For many parents, hiring a sitter is their first experience of being an employer, and most are unsure how to develop and strengthen the relationship with someone who is such an important person to the family. It's essential that you and the sitter agree on what the job entails. Have a written agreement spelling out the parameters of the job -- the hours, the pay, the benefits, when payments are made, the additional compensation for additional hours, vacations, etc.

To help the relationship run smoothly:

  • Realize that the sitter has a life of her own. You may think of your sitter as a part of your family, but she's got her own life and, perhaps, her own children, too. Invite her to join any family activities that are not part of her job, but don't feel rejected if she chooses not to join you.
  • Be mindful of your agreement. Don't expect your sitter to accept additional hours without additional pay or to alter her plans at the last minute to meet your schedule. Plan ahead and check any changes that you may need with her. Likewise, pay her on time and fully, including any overtime due.
  • Respect cultural differences and differences in beliefs and attitudes. Unless a difference impinges on your child's well-being, realize that exposure to the ideas of others can be a good thing for your child.
  • Act respectively toward her. Speak to her in the same tones you'd speak to another adult rather than speaking down to her. Don't correct her in front of the children. If an issue needs to be discussed, set aside time to talk to her privately and be willing to listen as well as to speak.

Take the following steps to assure your child's safety and your sitter's safety as well.

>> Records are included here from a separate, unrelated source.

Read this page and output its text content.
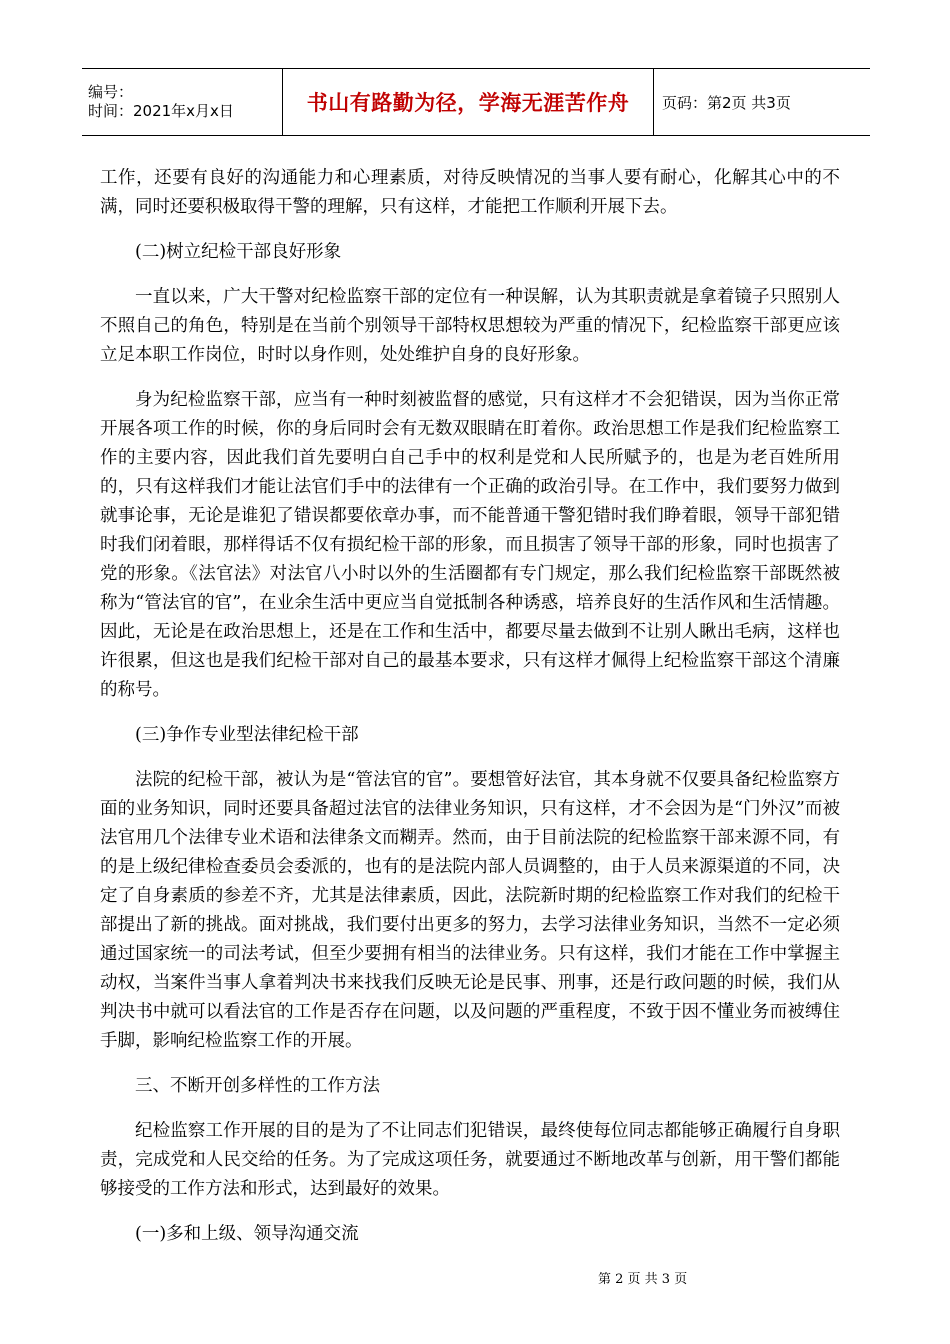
编号：
时间：2021年x月x日	书山有路勤为径，学海无涯苦作舟 页码：第2页 共3页

工作，还要有良好的沟通能力和心理素质，对待反映情况的当事人要有耐心，化解其心中的不满，同时还要积极取得干警的理解，只有这样，才能把工作顺利开展下去。

(二)树立纪检干部良好形象

一直以来，广大干警对纪检监察干部的定位有一种误解，认为其职责就是拿着镜子只照别人不照自己的角色，特别是在当前个别领导干部特权思想较为严重的情况下，纪检监察干部更应该立足本职工作岗位，时时以身作则，处处维护自身的良好形象。

身为纪检监察干部，应当有一种时刻被监督的感觉，只有这样才不会犯错误，因为当你正常开展各项工作的时候，你的身后同时会有无数双眼睛在盯着你。政治思想工作是我们纪检监察工作的主要内容，因此我们首先要明白自己手中的权利是党和人民所赋予的，也是为老百姓所用的，只有这样我们才能让法官们手中的法律有一个正确的政治引导。在工作中，我们要努力做到就事论事，无论是谁犯了错误都要依章办事，而不能普通干警犯错时我们睁着眼，领导干部犯错时我们闭着眼，那样得话不仅有损纪检干部的形象，而且损害了领导干部的形象，同时也损害了党的形象。《法官法》对法官八小时以外的生活圈都有专门规定，那么我们纪检监察干部既然被称为“管法官的官”，在业余生活中更应当自觉抵制各种诱惑，培养良好的生活作风和生活情趣。因此，无论是在政治思想上，还是在工作和生活中，都要尽量去做到不让别人瞅出毛病，这样也许很累，但这也是我们纪检干部对自己的最基本要求，只有这样才佩得上纪检监察干部这个清廉的称号。

(三)争作专业型法律纪检干部

法院的纪检干部，被认为是“管法官的官”。要想管好法官，其本身就不仅要具备纪检监察方面的业务知识，同时还要具备超过法官的法律业务知识，只有这样，才不会因为是“门外汉”而被法官用几个法律专业术语和法律条文而糊弄。然而，由于目前法院的纪检监察干部来源不同，有的是上级纪律检查委员会委派的，也有的是法院内部人员调整的，由于人员来源渠道的不同，决定了自身素质的参差不齐，尤其是法律素质，因此，法院新时期的纪检监察工作对我们的纪检干部提出了新的挑战。面对挑战，我们要付出更多的努力，去学习法律业务知识，当然不一定必须通过国家统一的司法考试，但至少要拥有相当的法律业务。只有这样，我们才能在工作中掌握主动权，当案件当事人拿着判决书来找我们反映无论是民事、刑事，还是行政问题的时候，我们从判决书中就可以看法官的工作是否存在问题，以及问题的严重程度，不致于因不懂业务而被缚住手脚，影响纪检监察工作的开展。

三、不断开创多样性的工作方法

纪检监察工作开展的目的是为了不让同志们犯错误，最终使每位同志都能够正确履行自身职责，完成党和人民交给的任务。为了完成这项任务，就要通过不断地改革与创新，用干警们都能够接受的工作方法和形式，达到最好的效果。

(一)多和上级、领导沟通交流

第 2 页 共 3 页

  • Take her through the entire house including the basement, and explain the security system, if you have one, in detail. Point out the location of anything she may need to know, such as the cabinet where you store extra lightbulbs.
  • Write down your address and directions to your house. This is crucial if she has to give instructions to help locate your home in an emergency.
  • Discuss your fire and other emergency evacuation plans. Be sure she understands that her first responsibility is the children, and that she should get them out immediately in the event of fire or to the safest place in the house during a storm. Go over the escape route, all exits from the house, and how the locks work, and point out potential hazards.
  • Show her the location of key light switches and circuit breakers or fuse boxes in the event of a power outage. Keep a box with a flashlight, battery-operated radio, candles, matches, blankets, and bottled water in the house and tell the sitter where it is.
  • Post emergency numbers, numbers where you and your spouse can be reached at all times, numbers of your child's doctor, numbers of trusted friends, neighbors, and relatives she can contact in an emergency.